Selon des observateurs, c’est parce que trop de monde profite de la situation actuelle. Les rebelles, au nord, contrôlent les richesses sous-terraines : diamants, or et minerais. Les responsables politiques, quelle que soit leur tendance, tirent des bénéfices de l’industrie du cacao ou de la vente de produits agricoles. Patrick N’Gouan, coordinateur de la convention de la société civile ivoirienne, ne croit pas non plus à une véritable évolution après l’élection « si le pays continue à être dirigé de la même manière qu’aujourd’hui », c'est-à-dire si l’opposition et le pouvoir continuent de se partager le pouvoir, de « se partager le gâteau et faire souffrir la population ». Patrick N’Gouan pointe un doigt accusateur sur une élite politique « qui se comporte d’une manière encore pire que les forces coloniales ».

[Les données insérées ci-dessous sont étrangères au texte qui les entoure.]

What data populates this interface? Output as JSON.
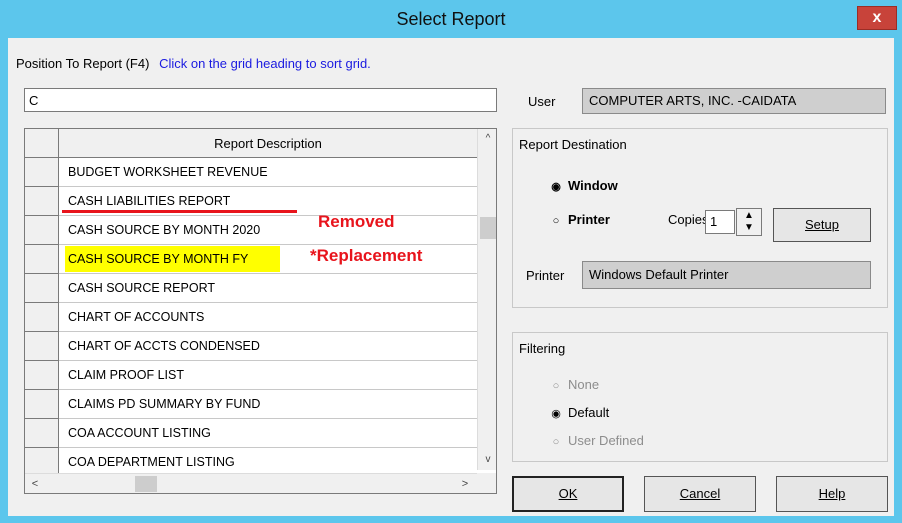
{
  "window": {
    "title": "Select Report",
    "close_label": "x"
  },
  "position": {
    "label": "Position To Report (F4)",
    "hint": "Click on the grid heading to sort grid.",
    "value": "C"
  },
  "grid": {
    "header": "Report Description",
    "rows": [
      "BUDGET WORKSHEET REVENUE",
      "CASH LIABILITIES REPORT",
      "CASH SOURCE BY MONTH 2020",
      "CASH SOURCE BY MONTH FY",
      "CASH SOURCE REPORT",
      "CHART OF ACCOUNTS",
      "CHART OF ACCTS CONDENSED",
      "CLAIM PROOF LIST",
      "CLAIMS PD SUMMARY BY FUND",
      "COA ACCOUNT LISTING",
      "COA DEPARTMENT LISTING"
    ],
    "scroll_up": "^",
    "scroll_down": "v",
    "scroll_left": "<",
    "scroll_right": ">"
  },
  "annotations": {
    "removed": "Removed",
    "replacement": "*Replacement",
    "color": "#e8141c",
    "highlight_color": "#ffff00"
  },
  "user": {
    "label": "User",
    "value": "COMPUTER ARTS, INC. -CAIDATA"
  },
  "destination": {
    "title": "Report Destination",
    "window_label": "Window",
    "printer_label": "Printer",
    "selected": "Window",
    "copies_label": "Copies",
    "copies_value": "1",
    "setup_label": "Setup",
    "printer_field_label": "Printer",
    "printer_value": "Windows Default Printer"
  },
  "filtering": {
    "title": "Filtering",
    "options": [
      "None",
      "Default",
      "User Defined"
    ],
    "selected": "Default"
  },
  "buttons": {
    "ok": "OK",
    "cancel": "Cancel",
    "help": "Help"
  },
  "colors": {
    "titlebar": "#5cc6ec",
    "close": "#c8433a",
    "hint": "#1a1ae0"
  }
}
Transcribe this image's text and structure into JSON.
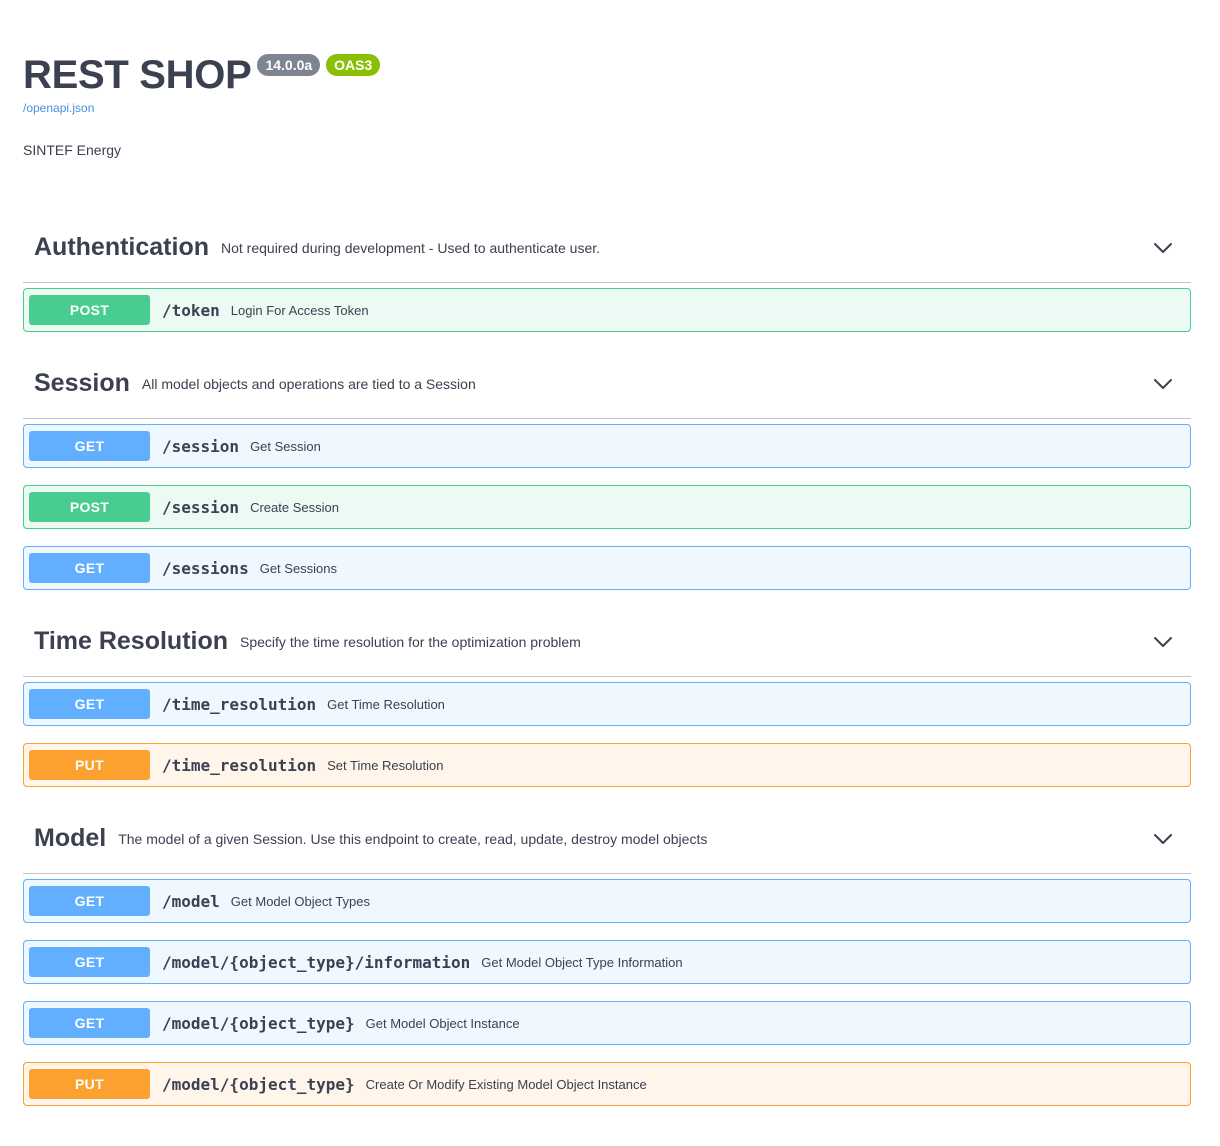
{
  "info": {
    "title": "REST SHOP",
    "version": "14.0.0a",
    "oas": "OAS3",
    "spec_link": "/openapi.json",
    "description": "SINTEF Energy"
  },
  "tags": [
    {
      "name": "Authentication",
      "description": "Not required during development - Used to authenticate user.",
      "ops": [
        {
          "method": "POST",
          "path": "/token",
          "summary": "Login For Access Token"
        }
      ]
    },
    {
      "name": "Session",
      "description": "All model objects and operations are tied to a Session",
      "ops": [
        {
          "method": "GET",
          "path": "/session",
          "summary": "Get Session"
        },
        {
          "method": "POST",
          "path": "/session",
          "summary": "Create Session"
        },
        {
          "method": "GET",
          "path": "/sessions",
          "summary": "Get Sessions"
        }
      ]
    },
    {
      "name": "Time Resolution",
      "description": "Specify the time resolution for the optimization problem",
      "ops": [
        {
          "method": "GET",
          "path": "/time_resolution",
          "summary": "Get Time Resolution"
        },
        {
          "method": "PUT",
          "path": "/time_resolution",
          "summary": "Set Time Resolution"
        }
      ]
    },
    {
      "name": "Model",
      "description": "The model of a given Session. Use this endpoint to create, read, update, destroy model objects",
      "ops": [
        {
          "method": "GET",
          "path": "/model",
          "summary": "Get Model Object Types"
        },
        {
          "method": "GET",
          "path": "/model/{object_type}/information",
          "summary": "Get Model Object Type Information"
        },
        {
          "method": "GET",
          "path": "/model/{object_type}",
          "summary": "Get Model Object Instance"
        },
        {
          "method": "PUT",
          "path": "/model/{object_type}",
          "summary": "Create Or Modify Existing Model Object Instance"
        }
      ]
    }
  ],
  "icons": {
    "chevron": "chevron-down-icon"
  }
}
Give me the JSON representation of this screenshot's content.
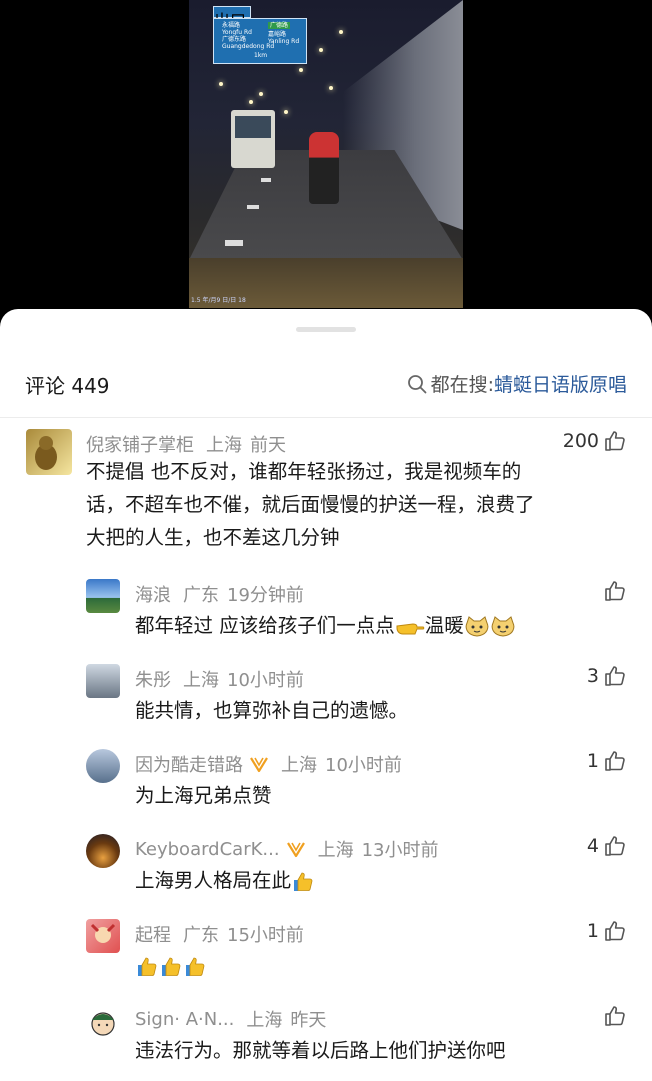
{
  "video": {
    "sign_top": "出口",
    "sign_left_1": "永福路",
    "sign_left_2": "Yongfu Rd",
    "sign_left_3": "广德东路",
    "sign_left_4": "Guangdedong Rd",
    "sign_right_1": "广德路",
    "sign_right_2": "嘉峪路",
    "sign_right_3": "Yanling Rd",
    "sign_distance": "1km",
    "dash_text": "1.5 年/月9 日/日 18"
  },
  "header": {
    "title": "评论 449",
    "search_label": "都在搜: ",
    "search_keyword": "蜻蜓日语版原唱"
  },
  "comments": [
    {
      "name": "倪家铺子掌柜",
      "location": "上海",
      "time": "前天",
      "likes": "200",
      "lines": [
        "不提倡 也不反对，谁都年轻张扬过，我是视频车的",
        "话，不超车也不催，就后面慢慢的护送一程，浪费了",
        "大把的人生，也不差这几分钟"
      ]
    },
    {
      "name": "海浪",
      "location": "广东",
      "time": "19分钟前",
      "likes": "",
      "text": "都年轻过 应该给孩子们一点点",
      "text_after": "温暖"
    },
    {
      "name": "朱彤",
      "location": "上海",
      "time": "10小时前",
      "likes": "3",
      "text": "能共情，也算弥补自己的遗憾。"
    },
    {
      "name": "因为酷走错路",
      "location": "上海",
      "time": "10小时前",
      "likes": "1",
      "text": "为上海兄弟点赞"
    },
    {
      "name": "KeyboardCarK...",
      "location": "上海",
      "time": "13小时前",
      "likes": "4",
      "text": "上海男人格局在此"
    },
    {
      "name": "起程",
      "location": "广东",
      "time": "15小时前",
      "likes": "1",
      "text": ""
    },
    {
      "name": "Sign· A·N...",
      "location": "上海",
      "time": "昨天",
      "likes": "",
      "text": "违法行为。那就等着以后路上他们护送你吧"
    }
  ],
  "colors": {
    "accent_link": "#2b5a9a",
    "meta_gray": "#8f8f8f",
    "badge_orange": "#f0a020",
    "thumb_yellow": "#f5c02a"
  },
  "icons": [
    "search-icon",
    "thumbs-up-outline-icon",
    "vip-badge-icon",
    "thumbs-up-emoji",
    "pointing-hand-emoji",
    "cat-face-emoji"
  ]
}
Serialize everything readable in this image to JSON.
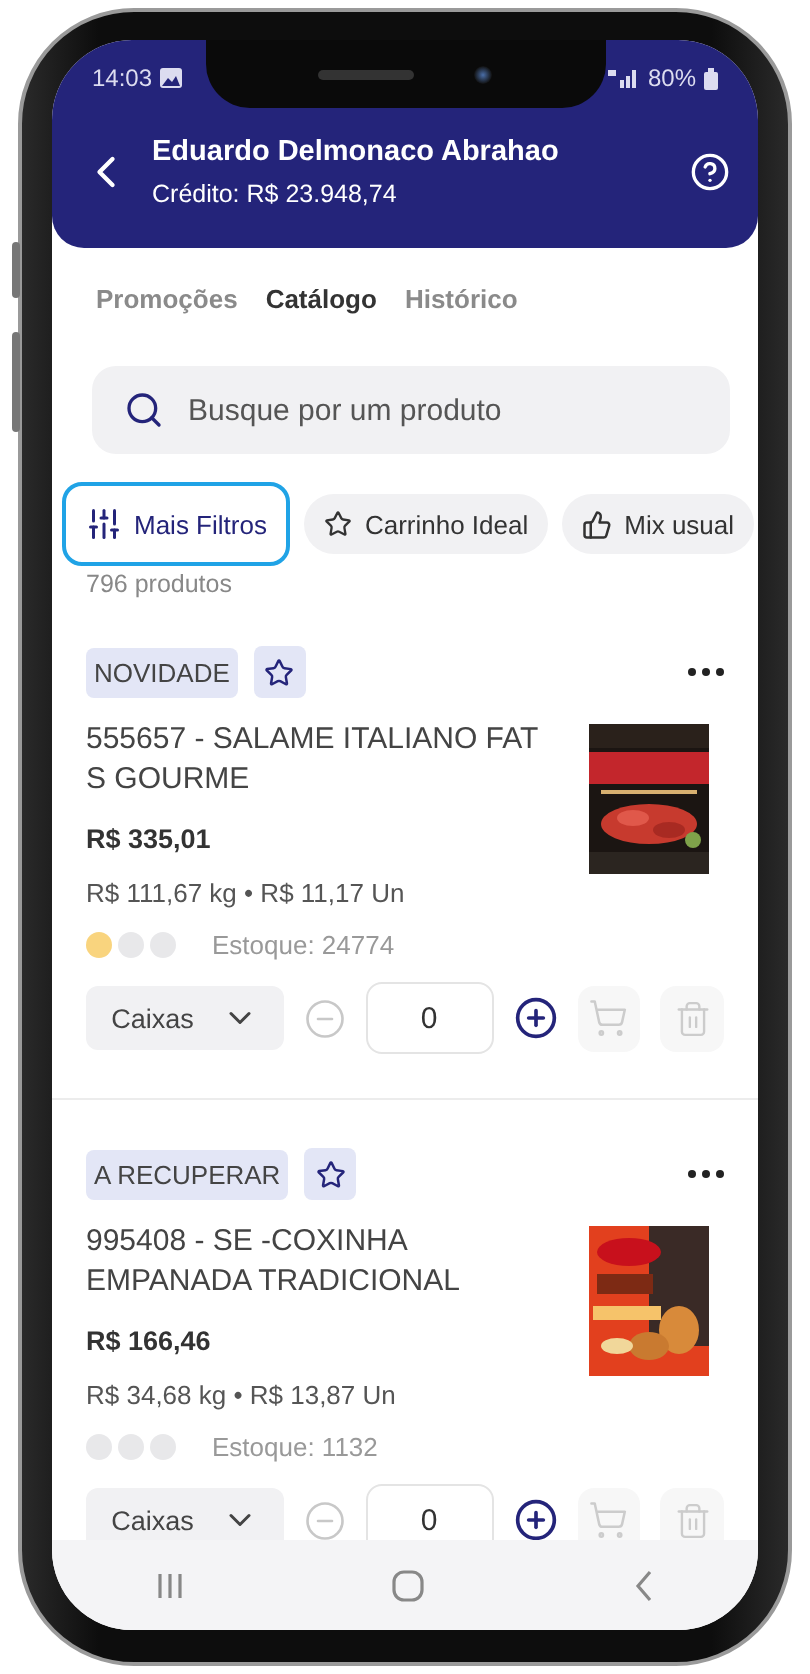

Encore de l’espoir selon l’Onu

Elfenbeinküste UN Gesandter Choi in Abidjan
Choi Young-jinImage : DW

Depuis 2003, une mission des Nations Unies s’efforce de garantir la sécurité de la population civile ivoirienne. Actuellement, l’Onuci, l’opération des Nations Unies en Côte d’Ivoire, accompagne le processus électoral et son chef, Choi Young-jin, essaie de rester optimiste : « La Côte d’Ivoire n’est pas un pays en faillite », souligne-t-il. « Il y a toujours un gouvernement qui marche, un budget assez solide – l’année dernière il était de cinq milliards de dollars. Certes, le pays est toujours divisé, mais il faut baser nos efforts sur les aspects positifs et soutenir les structures existantes afin de réaliser les deux tâches : les élections et la réunification. »

Personne n’ose envisager le pire. Mais le risque est bien là : nouvelle flambée de violence, recrudescence des affrontements ethniques, voire une guerre civile qui pourrait constituer un danger pour l’ensemble de l’Afrique de l’ouest. C’est pour éviter ce cas de figure que les Nations Unies et d’autres acteurs comme l’Union européenne s’engagent pour que se tienne enfin l’élection présidentielle. Tous les regards sont désormais tournés vers l’échéance du 31 octobre. La date a été fixée sous la pression de la communauté internationale. Et l’optimisme de cette dernière dépasse dans certains cas largement celui de la société ivoirienne.